Il a dit quelque chose en anglais, je n’ai pas compris…

Vous auriez dû répondre en espagnol, la langue de Fabregas et de votre papa…

Je n’y ai pas pensé. Mon Europe, c’est plus que cela. J’ai quand même connu des trucs fabuleux en Ligue des Champions et en Europa League. J’ai un vécu, je suis différent. Je ne veux pas me passer de cela durant plus d’un an.

Après le départ de quelques valeurs, ce sera votre défi…

Je sais, je n’ai pas peur.

La jeunesse est au pied du mur, non ?

Elle l’était déjà. Steven et Axel n’ont pas attendu pour se révéler. Ils étaient aussi importants que Jova ou Igor. Mais on ne parle pas assez d’Oguchi Onyewu. Lui, il nous a manqué cette saison. C’est peut-être la fin d’un cycle sous certains aspects mais il y a de la continuité aussi. J’espère monter en grade. Et cela passera d’abord par une confirmation. Le Standard mise sur ses jeunes. Nous avons de longs contrats. La confiance est réciproque.

Pas de Coupe du Monde, pas d’Europe au programme : quelle tristesse…

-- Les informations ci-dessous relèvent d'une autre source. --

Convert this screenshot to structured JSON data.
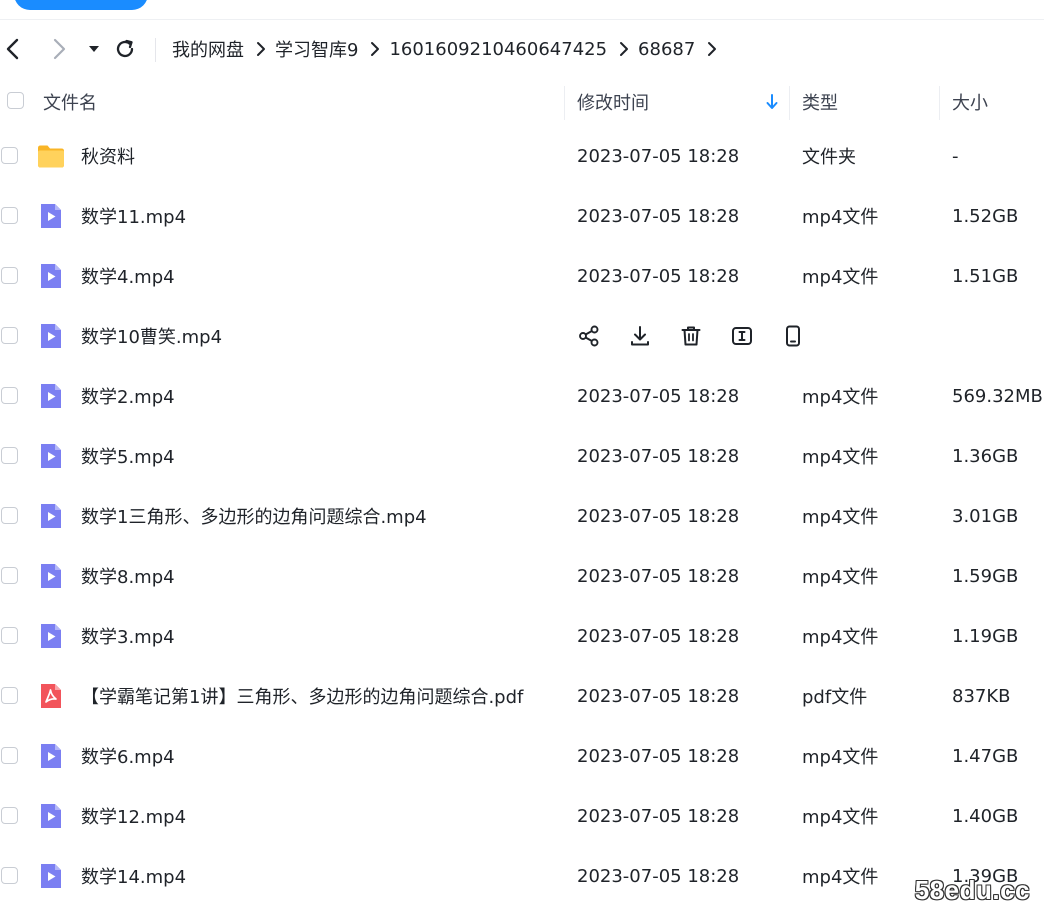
{
  "navigation": {
    "breadcrumb": [
      "我的网盘",
      "学习智库9",
      "1601609210460647425",
      "68687"
    ]
  },
  "table": {
    "columns": {
      "name": "文件名",
      "modified": "修改时间",
      "type": "类型",
      "size": "大小"
    },
    "rows": [
      {
        "name": "秋资料",
        "icon": "folder-icon",
        "time": "2023-07-05 18:28",
        "type": "文件夹",
        "size": "-"
      },
      {
        "name": "数学11.mp4",
        "icon": "video-file-icon",
        "time": "2023-07-05 18:28",
        "type": "mp4文件",
        "size": "1.52GB"
      },
      {
        "name": "数学4.mp4",
        "icon": "video-file-icon",
        "time": "2023-07-05 18:28",
        "type": "mp4文件",
        "size": "1.51GB"
      },
      {
        "name": "数学10曹笑.mp4",
        "icon": "video-file-icon",
        "hovered": true
      },
      {
        "name": "数学2.mp4",
        "icon": "video-file-icon",
        "time": "2023-07-05 18:28",
        "type": "mp4文件",
        "size": "569.32MB"
      },
      {
        "name": "数学5.mp4",
        "icon": "video-file-icon",
        "time": "2023-07-05 18:28",
        "type": "mp4文件",
        "size": "1.36GB"
      },
      {
        "name": "数学1三角形、多边形的边角问题综合.mp4",
        "icon": "video-file-icon",
        "time": "2023-07-05 18:28",
        "type": "mp4文件",
        "size": "3.01GB"
      },
      {
        "name": "数学8.mp4",
        "icon": "video-file-icon",
        "time": "2023-07-05 18:28",
        "type": "mp4文件",
        "size": "1.59GB"
      },
      {
        "name": "数学3.mp4",
        "icon": "video-file-icon",
        "time": "2023-07-05 18:28",
        "type": "mp4文件",
        "size": "1.19GB"
      },
      {
        "name": "【学霸笔记第1讲】三角形、多边形的边角问题综合.pdf",
        "icon": "pdf-file-icon",
        "time": "2023-07-05 18:28",
        "type": "pdf文件",
        "size": "837KB"
      },
      {
        "name": "数学6.mp4",
        "icon": "video-file-icon",
        "time": "2023-07-05 18:28",
        "type": "mp4文件",
        "size": "1.47GB"
      },
      {
        "name": "数学12.mp4",
        "icon": "video-file-icon",
        "time": "2023-07-05 18:28",
        "type": "mp4文件",
        "size": "1.40GB"
      },
      {
        "name": "数学14.mp4",
        "icon": "video-file-icon",
        "time": "2023-07-05 18:28",
        "type": "mp4文件",
        "size": "1.39GB"
      }
    ]
  },
  "row_actions": [
    "share-icon",
    "download-icon",
    "delete-icon",
    "rename-icon",
    "phone-icon"
  ],
  "colors": {
    "accent": "#1a8cff",
    "video": "#7b7ff2",
    "folder": "#ffc93d",
    "pdf": "#f2545b"
  },
  "watermark": "58edu.cc"
}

Ce sera à la jeune garde de montrer ce qu’elle a dans le ventre. Tout le monde a mûri et on pourra se concentrer sur le championnat. Le programme sera plus léger…

Savez-vous que vous êtes un des chouchous de Lucien D’Onofrio ?

Je l’ignore totalement.

Espérez-vous jouer un jour à l’étranger ?

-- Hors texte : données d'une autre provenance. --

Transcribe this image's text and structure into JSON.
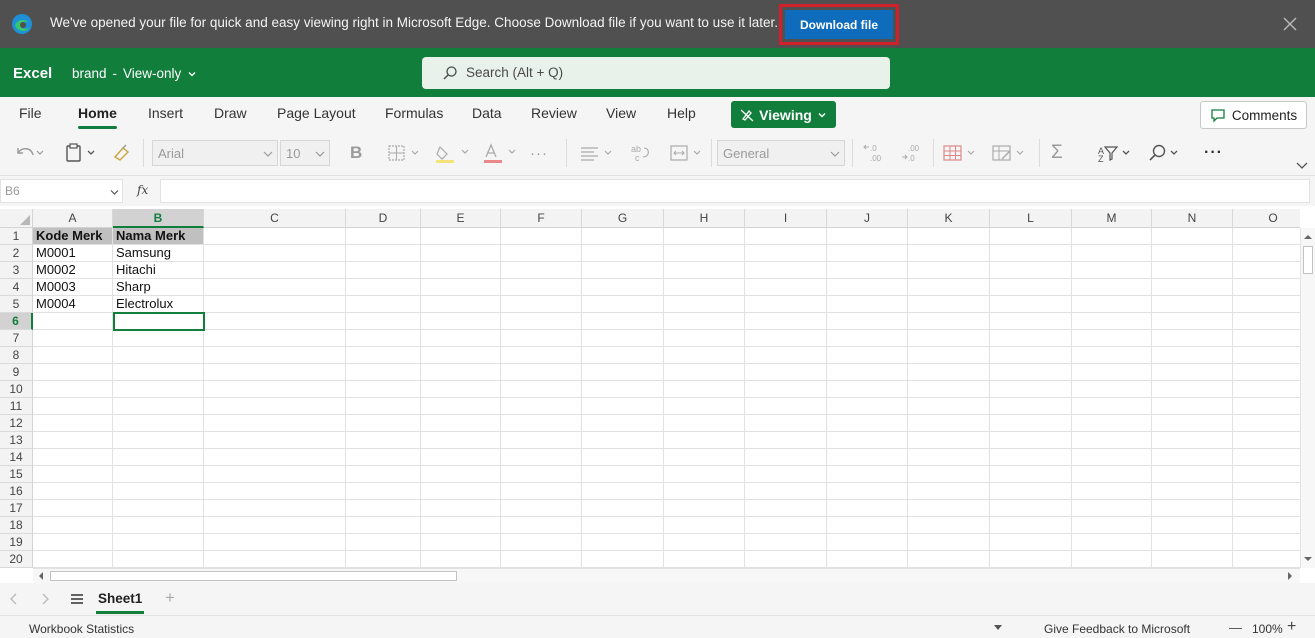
{
  "edge_bar": {
    "message": "We've opened your file for quick and easy viewing right in Microsoft Edge. Choose Download file if you want to use it later.",
    "download_label": "Download file"
  },
  "app": {
    "name": "Excel",
    "doc_name": "brand",
    "separator": "-",
    "mode": "View-only",
    "search_placeholder": "Search (Alt + Q)"
  },
  "ribbon_tabs": [
    {
      "label": "File"
    },
    {
      "label": "Home"
    },
    {
      "label": "Insert"
    },
    {
      "label": "Draw"
    },
    {
      "label": "Page Layout"
    },
    {
      "label": "Formulas"
    },
    {
      "label": "Data"
    },
    {
      "label": "Review"
    },
    {
      "label": "View"
    },
    {
      "label": "Help"
    }
  ],
  "active_tab": "Home",
  "viewing_label": "Viewing",
  "comments_label": "Comments",
  "toolbar": {
    "font_name": "Arial",
    "font_size": "10",
    "number_format": "General",
    "bold_glyph": "B",
    "sigma_glyph": "Σ",
    "more_glyph": "···"
  },
  "formula_bar": {
    "cell_ref": "B6",
    "fx": "fx",
    "value": ""
  },
  "sheet": {
    "columns": [
      "A",
      "B",
      "C",
      "D",
      "E",
      "F",
      "G",
      "H",
      "I",
      "J",
      "K",
      "L",
      "M",
      "N",
      "O"
    ],
    "rows": [
      "1",
      "2",
      "3",
      "4",
      "5",
      "6",
      "7",
      "8",
      "9",
      "10",
      "11",
      "12",
      "13",
      "14",
      "15",
      "16",
      "17",
      "18",
      "19",
      "20"
    ],
    "selected_column": "B",
    "selected_row": "6",
    "cells": [
      {
        "ref": "A1",
        "value": "Kode Merk",
        "header": true
      },
      {
        "ref": "B1",
        "value": "Nama Merk",
        "header": true
      },
      {
        "ref": "A2",
        "value": "M0001"
      },
      {
        "ref": "B2",
        "value": "Samsung"
      },
      {
        "ref": "A3",
        "value": "M0002"
      },
      {
        "ref": "B3",
        "value": "Hitachi"
      },
      {
        "ref": "A4",
        "value": "M0003"
      },
      {
        "ref": "B4",
        "value": "Sharp"
      },
      {
        "ref": "A5",
        "value": "M0004"
      },
      {
        "ref": "B5",
        "value": "Electrolux"
      }
    ]
  },
  "sheet_tabs": [
    {
      "label": "Sheet1"
    }
  ],
  "add_sheet_glyph": "+",
  "status": {
    "stats": "Workbook Statistics",
    "feedback": "Give Feedback to Microsoft",
    "zoom": "100%",
    "zoom_out": "—",
    "zoom_in": "+"
  },
  "colors": {
    "excel_green": "#117e3c",
    "edge_bar": "#505050",
    "download_blue": "#0f6cbd",
    "highlight_red": "#d0202a",
    "header_fill": "#c0c0c0"
  }
}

C’est le rêve de tous les footballeurs professionnels. Je suis un grand admirateur de Pep Guardiola. Il prône le jeu que je préfère. Il n’y a rien de plus beau qu’une équipe où tout le monde évolue vers l’avant, dans le camp adverse. C’est ce que le Barça fait sans cesse. Cela fait partie de la culture de ce club. Cette équipe ne veut pas jouer autrement. L’Inter lui a posé des problèmes insolubles mais le Barça a commis l’erreur de vouloir passer avec élégance dans l’axe. Il fallait aérer le jeu sur les ailes, sans renoncer aux grands principes et, surtout, tirer à distance. J’avais la rage après la qualification de l’Inter à Barcelone : j’en ai pleuré de déception.

A ce point-là ?

Oui, à ce point-là. Tant mieux pour l’Inter. Mais quand on passe le plus clair de son temps à neutraliser Lionel Messi, je me dis que c’est le jeu d’une autre époque. Guardiola fait avancer le football, José Mourinho pas. Barcelone pourrait jouer comme l’Inter mais l’inverse n’est pas possible. Pour moi, cela veut tout dire. Et je me demande aussi si Zlatan Ibrahimovic est un joueur qui convient totalement au Barça. Il est fabuleux dans son genre mais le style catalan est surtout fait de passes, de relais, de finesses techniques, etc.

Vous préférez le style Messi ?

Oui.

 » J’espère évoluer un jour dans un club de la Liga « 

L’Espagne est votre destination rêvée ?

Clairement, j’espère évoluer un jour dans un club de la Liga. Mon agent, Jorge Vidal, a raison quand il me conseille la patience. Aller maintenant en Espagne, ce serait trop tôt. Je dois apprendre et il me faut au moins 100 matches de D1 belge avant de découvrir la Liga. A 20 ans, j’ai tout le temps devant moi.

Avez-vous encore de la famille en Espagne ?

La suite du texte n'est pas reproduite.